Non “un partitino” ma una “rete”: con l’iniziativa “La prima cosa bella” nasce ufficialmente il Campo progressista di Giuliano Pisapia, con due obiettivi. Il primo è costruire un “nuovo, ampio centrosinistra capace di dialogare ma anche di prendere decisioni”; il secondo, spiega ancora l’ex sindaco di Milano dal palco del teatro Brancaccio di Roma, è che la nuova area sia “vincente”, perché “siamo stufi di fare le elezioni e non riuscire a vincerle”. Molte teste imbiancate, di popolo e dirigenti della sinistra, al Brancaccio, ma nell’organizzazione della giornata, e Pisapia lo fa notare, ci sono tanti giovani. Latitano le bandiere rosse, i simboli della sinistra storica si riducono agli immancabili venditori militanti del quotidiano il manifesto. La giornata è largamente egemonizzata dalle esperienze civiche, dell’associazionismo e del volontariato, delle quali parla a lungo lo stesso fondatore di Cp, raccontando le sue esperienze degli ultimi mesi in giro per l’Italia.
E per costruire la sua rete, Pisapia affida ad Alessandro Capelli, già delegato alle politiche giovanili del Comune di Milano, il lancio delle Officine delle idee (dopo i cantieri, le fabbriche, le convenzioni, i campi e i forum, saranno il nuovo tentativo di rianimare dal basso la partecipazione ai destini della sinistra). Unico politico a parlare dal palco, a parte Pisapia, il presidente della Regione Lazio Nicola Zingaretti, nel congresso Pd schierato con Andrea Orlando. “Abbiamo bisogno di un popolo – dice – che si rimetta in cammino e riscopra la bellezza delle parole ‘pluralismo’ ed ‘unità’, perché quando queste due parole vivono insieme nel centrosinistra noi vinciamo”. Pisapia, dal canto suo, garantisce “non ci presenteremo alle amministrative” e per favorire la ricucitura dei mille strappi a sinistra lancia un appello alla gentilezza: “Che senso ha insultare l’avversario, l’amico, il compagno?”. Ma con chi va costruito questo centrosinistra? Pisapia, la cui proposta era stata male accolta a sinistra, dopo il 4 dicembre, perché sospettata di connivenza con il renzismo, ai giornalisti dice che Renzi non è un avversario, “non ne ho, lavoro per conto mio”, spiega.
Ma incassa l’applauso più convinto dalla platea quando chiede “discontinuità di metodo e di merito” con gli ultimi anni. Critica il metodo “dell’uomo solo” e le chiusure al dialogo con sindacati e corpi intermedi. Chiede che al Lingotto oltre all’autocritica dimostrino di capire che serve “svoltare” politicamente.
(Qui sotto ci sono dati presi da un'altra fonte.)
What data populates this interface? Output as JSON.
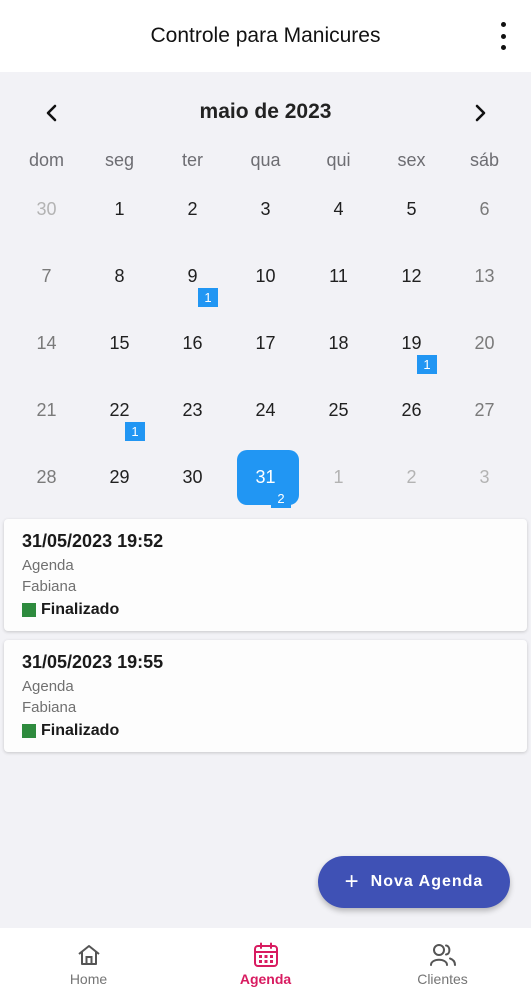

E pone la sua unica pregiudiziale: “Il giorno delle primarie il Pd ci dica se vuole un nuovo centrosinistra o appoggiarsi a Ncd e Verdini”. Per Pisapia bisogna rilanciare “lo spirito della coalizione” e del “primo Ulivo”, per questo approva l’idea di Renzi di tornare al Mattarellum per battere “i populismi e la destra”. L’occasione del Brancaccio richiama leader e personalità note del centrosinistra e del sindacato. Maurizio Landini, segretario della Fiom Cgil, chiede di “riunire il mondo del lavoro” prima del centrosinistra. Laura Boldrini, presidente della Camera, auspica “un momento di sintesi” dopo “le divisioni”. “Discontinuità radicale a partire da lavoro, scuola, inclusione sociale e ambiente”, chiede Roberto Speranza, leader di Mdp. Si fa vedere anche Nicola Fratoianni, segretario di Sinistra italiana, ma precisa che “con Renzi e il suo Pd non è possibile alcuna alleanza”.